In finale gli USA hanno una di quelle opportunità che capitano una volta nell'intera storia di una nazione o un club: oltre a vincere possono prendersi la rivincita di pochi anni prima sul Giappone. Le asiatiche sbagliano completamente l'approccio alla partita, e a raccoglierne i frutti c'è la più grande prestazione individuale in una finale di quel livello, proprio con Carli Lloyd che segna una tripletta nei primi 16 minuti (4-0 il parziale). Nella ripresa e ormai sul 5-2, Wambach entra e riceve la fascia da Lloyd, nonostante questa rimanga in campo.
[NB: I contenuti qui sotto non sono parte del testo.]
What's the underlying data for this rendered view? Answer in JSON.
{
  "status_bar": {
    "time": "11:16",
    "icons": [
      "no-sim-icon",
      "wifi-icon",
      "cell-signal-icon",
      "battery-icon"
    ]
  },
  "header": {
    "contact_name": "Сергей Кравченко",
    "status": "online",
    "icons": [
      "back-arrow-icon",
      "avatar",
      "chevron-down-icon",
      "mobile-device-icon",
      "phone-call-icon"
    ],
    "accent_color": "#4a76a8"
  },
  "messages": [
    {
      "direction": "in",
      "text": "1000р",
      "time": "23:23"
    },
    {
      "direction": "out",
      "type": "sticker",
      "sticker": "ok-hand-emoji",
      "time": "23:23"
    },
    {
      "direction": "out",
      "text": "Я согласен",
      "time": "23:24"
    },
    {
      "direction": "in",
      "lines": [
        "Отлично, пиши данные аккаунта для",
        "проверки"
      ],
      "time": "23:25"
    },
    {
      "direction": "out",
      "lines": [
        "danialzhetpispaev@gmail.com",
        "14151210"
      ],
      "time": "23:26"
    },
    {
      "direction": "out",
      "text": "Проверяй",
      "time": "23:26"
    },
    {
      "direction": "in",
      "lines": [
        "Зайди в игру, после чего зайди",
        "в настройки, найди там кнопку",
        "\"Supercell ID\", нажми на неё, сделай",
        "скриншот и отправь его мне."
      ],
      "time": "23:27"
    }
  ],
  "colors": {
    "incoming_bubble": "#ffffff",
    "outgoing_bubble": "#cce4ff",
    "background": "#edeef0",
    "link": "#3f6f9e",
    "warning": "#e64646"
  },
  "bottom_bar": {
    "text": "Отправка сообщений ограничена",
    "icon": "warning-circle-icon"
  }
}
A pochi minuti dalla fine, in una serie simbolica di passaggi di consegne al contrario, se la sfila dal braccio per metterla a Rampone che entra col terzo cambio per ricevere un tributo.
Rampone le consentirà di alzare la coppa insieme, quel trofeo di cui non c'era bisogno per stabilire la grandezza della calciatrice Wambach, ma che per lei non poteva mancare perché sarebbe stata, al contrario delle altre, una sconfitta irrimediabile. Perché in realtà Wambach non si è mai accontentata: il suo testimonial game è stata un'amichevole con la Cina, in cui a venti minuti dalla fine è stata sostituita per consentirle di ricevere l'ovazione del pubblico. La gara è terminata 0-0 nonostante ripetuti tentativi di segnare delle americane, in particolare di Wambach. Commentando la serata dopo il fischio finale, prima ha detto che il risultato non era importante, perché voleva solo celebrare la squadra, il pubblico, le compagne, la sua carriera. Poi però ha aggiunto «Il risultato, ovviamente... ok, è fastidioso. Sarebbe stato meglio se avessimo vinto».